Truly excellent. Those who believe that graphic novels cannot be engrossing are in for another think–and for a very interesting and enjoyable intellectual experience–upon reading Alan Moore’s most famous work. The dialogue is rich and engrossing, the character profiles are profound and fascinating, the storyline is gripping, and the side stories–especially the memoirs of Hollis Mason and the Tales of the Black Freighter–added a monumental degree of complexity, and sophistication to the story. And of course, the artwork is marvelous.

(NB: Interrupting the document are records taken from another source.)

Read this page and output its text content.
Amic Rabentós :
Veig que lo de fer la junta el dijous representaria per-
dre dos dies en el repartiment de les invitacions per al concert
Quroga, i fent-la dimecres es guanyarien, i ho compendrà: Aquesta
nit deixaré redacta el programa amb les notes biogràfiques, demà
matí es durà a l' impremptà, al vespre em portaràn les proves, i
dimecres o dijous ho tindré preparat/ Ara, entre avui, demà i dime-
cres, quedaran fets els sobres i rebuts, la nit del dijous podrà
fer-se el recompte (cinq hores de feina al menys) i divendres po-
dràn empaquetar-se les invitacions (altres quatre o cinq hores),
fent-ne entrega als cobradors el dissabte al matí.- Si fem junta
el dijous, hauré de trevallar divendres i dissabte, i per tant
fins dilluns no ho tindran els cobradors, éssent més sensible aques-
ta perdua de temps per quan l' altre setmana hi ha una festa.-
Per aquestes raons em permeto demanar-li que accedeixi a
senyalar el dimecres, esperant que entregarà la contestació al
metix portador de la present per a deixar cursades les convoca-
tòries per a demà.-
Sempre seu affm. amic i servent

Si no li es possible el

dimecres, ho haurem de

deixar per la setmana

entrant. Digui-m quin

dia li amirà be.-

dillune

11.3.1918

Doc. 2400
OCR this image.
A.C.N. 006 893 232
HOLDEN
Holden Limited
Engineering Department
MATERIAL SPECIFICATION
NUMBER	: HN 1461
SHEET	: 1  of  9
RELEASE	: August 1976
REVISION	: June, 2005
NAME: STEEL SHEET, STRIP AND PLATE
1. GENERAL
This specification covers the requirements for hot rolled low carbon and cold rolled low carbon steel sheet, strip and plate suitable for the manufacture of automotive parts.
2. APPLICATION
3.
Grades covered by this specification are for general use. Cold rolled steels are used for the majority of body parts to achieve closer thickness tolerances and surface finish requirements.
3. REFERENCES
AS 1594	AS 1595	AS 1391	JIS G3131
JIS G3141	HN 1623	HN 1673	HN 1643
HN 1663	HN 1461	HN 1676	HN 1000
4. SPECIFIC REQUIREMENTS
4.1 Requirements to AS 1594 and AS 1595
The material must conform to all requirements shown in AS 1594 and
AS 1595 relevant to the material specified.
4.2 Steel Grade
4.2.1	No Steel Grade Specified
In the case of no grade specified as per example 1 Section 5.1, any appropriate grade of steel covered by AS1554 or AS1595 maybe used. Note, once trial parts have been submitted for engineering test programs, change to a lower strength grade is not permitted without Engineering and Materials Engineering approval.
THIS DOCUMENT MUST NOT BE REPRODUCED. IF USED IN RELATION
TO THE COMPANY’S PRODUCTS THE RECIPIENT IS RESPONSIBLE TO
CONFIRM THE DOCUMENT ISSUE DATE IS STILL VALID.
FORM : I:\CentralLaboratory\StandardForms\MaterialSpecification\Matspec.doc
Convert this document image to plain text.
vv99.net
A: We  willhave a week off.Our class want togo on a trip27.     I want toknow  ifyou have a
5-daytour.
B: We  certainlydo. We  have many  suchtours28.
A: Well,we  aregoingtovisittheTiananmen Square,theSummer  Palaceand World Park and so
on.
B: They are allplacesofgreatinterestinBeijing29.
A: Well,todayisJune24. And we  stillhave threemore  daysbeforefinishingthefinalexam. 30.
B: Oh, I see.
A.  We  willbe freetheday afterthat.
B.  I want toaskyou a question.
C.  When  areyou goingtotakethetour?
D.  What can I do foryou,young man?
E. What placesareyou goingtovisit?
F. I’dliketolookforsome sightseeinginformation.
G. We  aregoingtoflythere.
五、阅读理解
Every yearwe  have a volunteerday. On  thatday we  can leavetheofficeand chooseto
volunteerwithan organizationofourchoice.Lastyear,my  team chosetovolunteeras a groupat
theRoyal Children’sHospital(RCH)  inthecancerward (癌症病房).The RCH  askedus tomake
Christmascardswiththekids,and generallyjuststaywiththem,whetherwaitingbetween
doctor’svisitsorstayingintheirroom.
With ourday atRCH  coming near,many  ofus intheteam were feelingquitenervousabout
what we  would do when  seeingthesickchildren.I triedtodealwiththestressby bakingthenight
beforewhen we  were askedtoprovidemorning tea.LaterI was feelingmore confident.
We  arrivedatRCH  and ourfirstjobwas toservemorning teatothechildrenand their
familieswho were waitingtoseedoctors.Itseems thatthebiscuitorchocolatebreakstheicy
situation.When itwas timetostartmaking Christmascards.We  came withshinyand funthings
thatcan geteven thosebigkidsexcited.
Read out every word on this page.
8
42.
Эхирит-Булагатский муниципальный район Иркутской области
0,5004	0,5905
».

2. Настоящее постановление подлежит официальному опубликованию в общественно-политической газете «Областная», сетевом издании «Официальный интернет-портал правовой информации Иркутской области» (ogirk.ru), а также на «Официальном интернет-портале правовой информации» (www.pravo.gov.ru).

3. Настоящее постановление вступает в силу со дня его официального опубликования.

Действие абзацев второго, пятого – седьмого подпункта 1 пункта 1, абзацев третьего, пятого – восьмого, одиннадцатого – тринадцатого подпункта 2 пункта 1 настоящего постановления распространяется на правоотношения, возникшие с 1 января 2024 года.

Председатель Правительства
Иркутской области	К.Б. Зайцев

Reading the novel was especially interesting for me, because it allowed me to cast my mind back to the Cold War, when thoughts of a nuclear winter were quite prevalent. Thanks to the end of the Cold War, we are liable to take the threat of nuclear war much more lightly, but Watchmen hammers home the degree to which the threat of nuclear war occupied our thoughts during the 1980s. Watchmen is deeply political and focuses a great deal on political issues, which is great for politics junkies like me. But Watchmen is also a very human story about very human heroes with very real dilemmas with which to contend. And while some heroes turn out to be not-so-heroic, their stories are no less devoid of sympathy either. At the end, we learn whose story Watchmen really was, and how a sacrifice for one’s ideals need not be in vain.
I am only sorry I was not exposed to Watchmen in my youth. Clearly, I made a mistake in taking so long to read it. Readers of this blog are advised to avoid my mistake, and get their hands on a copy in the event that they have not done so already.